The US Energy Information Administration (EIA) reported that US crude oil inventories declined by 1.66 million barrels for the week ended May 21.
Further weighing on the price is choppiness in equity markets and continuing debate whether strong growth and rising price pressure may cause central banks to tighten monetary policy.
The black gold has been trading higher than 5, 20, 50, 100 and 200 days’ simple moving averages and exponential moving average on a daily chart. The momentum indicator Relative Strength Index (RSI) is at 55.14, indicating positive movement in prices.
Crude oil prices are expected to trade sideways to up for the day with resistance at $ 68 and support at $ 64 per barrel. MCX Crude oil June has support at Rs 4,760, resistance at Rs 4,890, said Patel.
MCX Crude is trading near strong support of descending triangle pattern, price is expected to trade negatively, said Axis Securities. Any breakdown below Rs 4,765 would drag the price lower towards Rs 4,700/4,680 levels in intraday.

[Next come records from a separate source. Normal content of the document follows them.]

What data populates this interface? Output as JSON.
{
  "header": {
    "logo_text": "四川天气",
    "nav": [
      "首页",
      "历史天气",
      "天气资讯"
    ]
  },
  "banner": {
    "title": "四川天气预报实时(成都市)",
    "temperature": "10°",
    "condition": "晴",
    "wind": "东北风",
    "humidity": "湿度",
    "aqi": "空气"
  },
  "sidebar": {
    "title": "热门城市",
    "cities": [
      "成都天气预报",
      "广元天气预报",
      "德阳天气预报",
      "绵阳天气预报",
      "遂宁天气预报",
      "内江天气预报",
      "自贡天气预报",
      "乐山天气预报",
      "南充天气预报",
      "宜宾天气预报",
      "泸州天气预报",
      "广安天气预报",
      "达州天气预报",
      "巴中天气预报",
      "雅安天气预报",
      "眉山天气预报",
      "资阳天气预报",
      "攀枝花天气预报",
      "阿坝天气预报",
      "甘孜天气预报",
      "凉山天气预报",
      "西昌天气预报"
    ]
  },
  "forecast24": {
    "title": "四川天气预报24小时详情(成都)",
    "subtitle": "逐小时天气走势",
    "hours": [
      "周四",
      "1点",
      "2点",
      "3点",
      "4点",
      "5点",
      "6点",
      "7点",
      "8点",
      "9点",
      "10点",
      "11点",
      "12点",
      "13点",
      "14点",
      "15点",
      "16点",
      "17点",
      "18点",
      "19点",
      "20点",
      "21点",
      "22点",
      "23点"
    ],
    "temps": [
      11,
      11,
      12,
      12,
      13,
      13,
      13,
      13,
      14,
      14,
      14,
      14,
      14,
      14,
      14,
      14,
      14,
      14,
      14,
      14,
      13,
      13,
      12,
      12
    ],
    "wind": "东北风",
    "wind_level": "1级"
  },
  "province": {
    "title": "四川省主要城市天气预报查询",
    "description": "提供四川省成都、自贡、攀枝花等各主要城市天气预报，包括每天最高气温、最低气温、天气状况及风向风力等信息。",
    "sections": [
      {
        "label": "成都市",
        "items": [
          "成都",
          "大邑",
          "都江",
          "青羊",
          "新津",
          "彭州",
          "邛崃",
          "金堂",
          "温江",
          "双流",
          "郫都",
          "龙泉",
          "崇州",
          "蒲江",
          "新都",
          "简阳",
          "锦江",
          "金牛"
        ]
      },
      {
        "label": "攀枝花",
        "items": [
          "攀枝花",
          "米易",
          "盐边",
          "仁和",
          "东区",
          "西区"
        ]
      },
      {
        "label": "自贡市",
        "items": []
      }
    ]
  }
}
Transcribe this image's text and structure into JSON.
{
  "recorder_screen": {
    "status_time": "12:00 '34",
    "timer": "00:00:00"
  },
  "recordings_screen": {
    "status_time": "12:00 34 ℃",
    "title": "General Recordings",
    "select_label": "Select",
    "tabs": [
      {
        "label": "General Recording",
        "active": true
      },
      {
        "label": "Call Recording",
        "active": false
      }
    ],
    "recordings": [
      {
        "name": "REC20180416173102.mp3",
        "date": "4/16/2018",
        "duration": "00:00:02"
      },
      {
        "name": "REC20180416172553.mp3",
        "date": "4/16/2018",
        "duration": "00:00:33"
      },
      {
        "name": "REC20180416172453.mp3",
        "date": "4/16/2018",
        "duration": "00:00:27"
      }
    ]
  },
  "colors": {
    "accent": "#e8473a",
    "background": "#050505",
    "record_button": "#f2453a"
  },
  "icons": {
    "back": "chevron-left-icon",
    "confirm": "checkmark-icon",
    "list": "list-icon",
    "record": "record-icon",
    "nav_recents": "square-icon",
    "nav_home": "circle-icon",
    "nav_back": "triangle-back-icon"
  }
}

The momentum indicator RSI is trading at 44 on the hourly chart and it is forming lower lows which is a bearish sign, it added.
Kshitij Purohit, Product Manager, Currency & Commodities, CapitalVia Global Research Limited said, “MCX June Crude oil has been trading with a marginal sideways and negative bias. If prices decline below Rs 4,765 levels and sustain below then, we may expect them to test Rs 4,700 levels on the downside.”